Over the last few years Climate Spectator has provided extensive coverage of how the carbon price, and renewable energy and energy efficiency incentives have been used as scapegoats to cover up for failures to properly regulate network businesses since 2007. For the most part the Standing Council on Energy Resources (state and federal government officials responsible for energy policy) and the Australian Energy Market Commission, which writes the rules and is headed by a former NSW Treasury secretary, have been reluctant to admit a serious problem and been incredibly ponderous in acting.
The worst offenders under the new post-2007 regulatory regime have clearly been the state government-owned network businesses. Although the private-sector operators have also made-out handsomely – something obscured by the Ernst & Young report’s choice of time periods for assessing network charges. This means the report misses the fact that Victorian Premier Jeff Kennett fattened-up the profitability of its networks before selling them; and it strangely stops in 2010-11 for South Australia prior to some noticeable network price rises.
In the case of NSW the chart below illustrates how the NSW network businesses substantially inflated their revenues under the new regulatory regime. Meanwhile, it’s important to note that peak electricity demand grew little in spite of record high temperatures.
NSW network businesses annual revenue: 2008/09 vs 2012/13
Source: Hugh Grant (2014) Presentation to the NSW Energy Forum—4 June 2014 based on network businesses Regulatory Information Notice Responses
The key critics of the regulatory regime, led by energy regulatory economist Bruce Mountain and echoed by Ross Garnaut and the Productivity Commission, place much of the blame at the foot of a conflicted regulatory arrangement. For the revenue-starved NSW and Queensland state treasuries, network businesses have effectively been used as a shadow form of taxation. This lax approach to regulation then also helped private sector operators, although to a lesser degree.
When you look at a breakdown of a householder’s electricity bill (below) Victorians pay substantially less for network infrastructure than their NSW and Queensland counterparts. According to Mr Mountain, this large difference can’t be explained by differences in geographical dispersion nor peak demand growth.

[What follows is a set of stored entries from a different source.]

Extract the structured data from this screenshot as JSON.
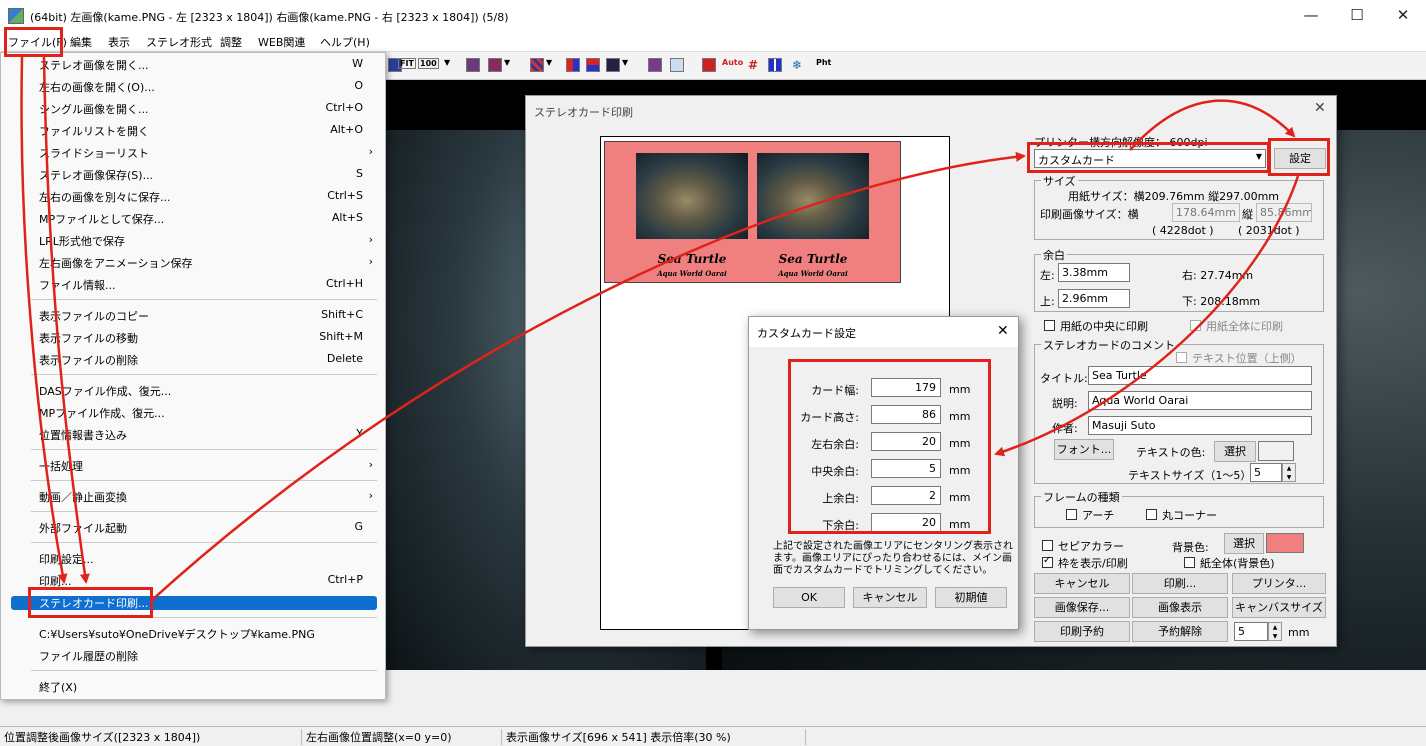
{
  "window": {
    "title": "(64bit) 左画像(kame.PNG - 左 [2323 x 1804]) 右画像(kame.PNG - 右 [2323 x 1804])  (5/8)",
    "minimize": "—",
    "maximize": "☐",
    "close": "✕"
  },
  "menubar": [
    "ファイル(F)",
    "編集",
    "表示",
    "ステレオ形式",
    "調整",
    "WEB関連",
    "ヘルプ(H)"
  ],
  "toolbar": {
    "fit": "FIT",
    "zoom": "100",
    "auto": "Auto",
    "pht": "Pht"
  },
  "file_menu": {
    "items": [
      {
        "label": "ステレオ画像を開く...",
        "key": "W"
      },
      {
        "label": "左右の画像を開く(O)...",
        "key": "O"
      },
      {
        "label": "シングル画像を開く...",
        "key": "Ctrl+O"
      },
      {
        "label": "ファイルリストを開く",
        "key": "Alt+O"
      },
      {
        "label": "スライドショーリスト",
        "key": "›"
      },
      {
        "label": "ステレオ画像保存(S)...",
        "key": "S"
      },
      {
        "label": "左右の画像を別々に保存...",
        "key": "Ctrl+S"
      },
      {
        "label": "MPファイルとして保存...",
        "key": "Alt+S"
      },
      {
        "label": "LRL形式他で保存",
        "key": "›"
      },
      {
        "label": "左右画像をアニメーション保存",
        "key": "›"
      },
      {
        "label": "ファイル情報...",
        "key": "Ctrl+H"
      },
      {
        "label": "表示ファイルのコピー",
        "key": "Shift+C"
      },
      {
        "label": "表示ファイルの移動",
        "key": "Shift+M"
      },
      {
        "label": "表示ファイルの削除",
        "key": "Delete"
      },
      {
        "label": "DASファイル作成、復元...",
        "key": ""
      },
      {
        "label": "MPファイル作成、復元...",
        "key": ""
      },
      {
        "label": "位置情報書き込み",
        "key": "Y"
      },
      {
        "label": "一括処理",
        "key": "›"
      },
      {
        "label": "動画／静止画変換",
        "key": "›"
      },
      {
        "label": "外部ファイル起動",
        "key": "G"
      },
      {
        "label": "印刷設定...",
        "key": ""
      },
      {
        "label": "印刷...",
        "key": "Ctrl+P"
      },
      {
        "label": "ステレオカード印刷...",
        "key": ""
      },
      {
        "label": "C:¥Users¥suto¥OneDrive¥デスクトップ¥kame.PNG",
        "key": ""
      },
      {
        "label": "ファイル履歴の削除",
        "key": ""
      },
      {
        "label": "終了(X)",
        "key": ""
      }
    ]
  },
  "stereo_dialog": {
    "title": "ステレオカード印刷",
    "close": "✕",
    "preview": {
      "card_title": "Sea Turtle",
      "card_sub": "Aqua World Oarai"
    },
    "printer_res_label": "プリンター横方向解像度：  600dpi",
    "paper_select": "カスタムカード",
    "settings_button": "設定",
    "size_group": "サイズ",
    "paper_size": "用紙サイズ：横209.76mm 縦297.00mm",
    "print_size_label": "印刷画像サイズ：横",
    "print_w": "178.64mm",
    "print_h_label": "縦",
    "print_h": "85.86mm",
    "print_w_dot": "( 4228dot )",
    "print_h_dot": "( 2031dot )",
    "margin_group": "余白",
    "left_label": "左:",
    "left_val": "3.38mm",
    "right_label": "右: 27.74mm",
    "top_label": "上:",
    "top_val": "2.96mm",
    "bottom_label": "下: 208.18mm",
    "center_chk": "用紙の中央に印刷",
    "full_chk": "用紙全体に印刷",
    "comment_group": "ステレオカードのコメント",
    "text_pos_chk": "テキスト位置（上側）",
    "title_label": "タイトル:",
    "title_val": "Sea Turtle",
    "desc_label": "説明:",
    "desc_val": "Aqua World Oarai",
    "author_label": "作者:",
    "author_val": "Masuji Suto",
    "font_button": "フォント...",
    "text_color_label": "テキストの色:",
    "select_button": "選択",
    "text_color": "#000000",
    "text_size_label": "テキストサイズ（1～5）:",
    "text_size": "5",
    "frame_group": "フレームの種類",
    "arch_chk": "アーチ",
    "round_chk": "丸コーナー",
    "sepia_chk": "セピアカラー",
    "bg_label": "背景色:",
    "bg_select": "選択",
    "bg_color": "#f08080",
    "frame_chk": "枠を表示/印刷",
    "paper_bg_chk": "紙全体(背景色)",
    "buttons": [
      "キャンセル",
      "印刷...",
      "プリンタ...",
      "画像保存...",
      "画像表示",
      "キャンバスサイズ",
      "印刷予約",
      "予約解除"
    ],
    "gap_val": "5",
    "gap_unit": "mm"
  },
  "custom_dialog": {
    "title": "カスタムカード設定",
    "close": "✕",
    "fields": [
      {
        "label": "カード幅:",
        "value": "179",
        "unit": "mm"
      },
      {
        "label": "カード高さ:",
        "value": "86",
        "unit": "mm"
      },
      {
        "label": "左右余白:",
        "value": "20",
        "unit": "mm"
      },
      {
        "label": "中央余白:",
        "value": "5",
        "unit": "mm"
      },
      {
        "label": "上余白:",
        "value": "2",
        "unit": "mm"
      },
      {
        "label": "下余白:",
        "value": "20",
        "unit": "mm"
      }
    ],
    "note": "上記で設定された画像エリアにセンタリング表示されます。画像エリアにぴったり合わせるには、メイン画面でカスタムカードでトリミングしてください。",
    "ok": "OK",
    "cancel": "キャンセル",
    "reset": "初期値"
  },
  "status": [
    "位置調整後画像サイズ([2323 x 1804])",
    "左右画像位置調整(x=0 y=0)",
    "表示画像サイズ[696 x 541]  表示倍率(30 %)"
  ],
  "colors": {
    "highlight": "#0f6fd1",
    "annotation": "#e0231a",
    "card_bg": "#f08080"
  }
}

Instead he believes it is due mainly to misplaced incentives where government-owned businesses can borrow money at low rates while charging customers for the cost of finance faced by a private sector business. (Now before you jump on South Australia’s privatised network costs being similar to those in NSW and Queensland, it has a more peaky demand pattern than NSW and Queensland.)
Share of different components to household electricity charges
Source: Australian Energy Market Commission Residential Electricity Price Trends cited by Energy Networks Association (2014)
Of course, by keeping a 51 per cent ownership stake in the networks, the NSW Government doesn’t actually properly fix the problem of being poacher and game keeper.
It’s rather disconcerting that the NSW Government, in announcing that its remaining shareholding would be vested in a Future Fund-style body, said it would have "a particular responsibility to protect the value of assets held by the state".
If that’s the case, the government should ensure that its board members and management have no links to, or influence over government officials determining energy policy and regulatory matters.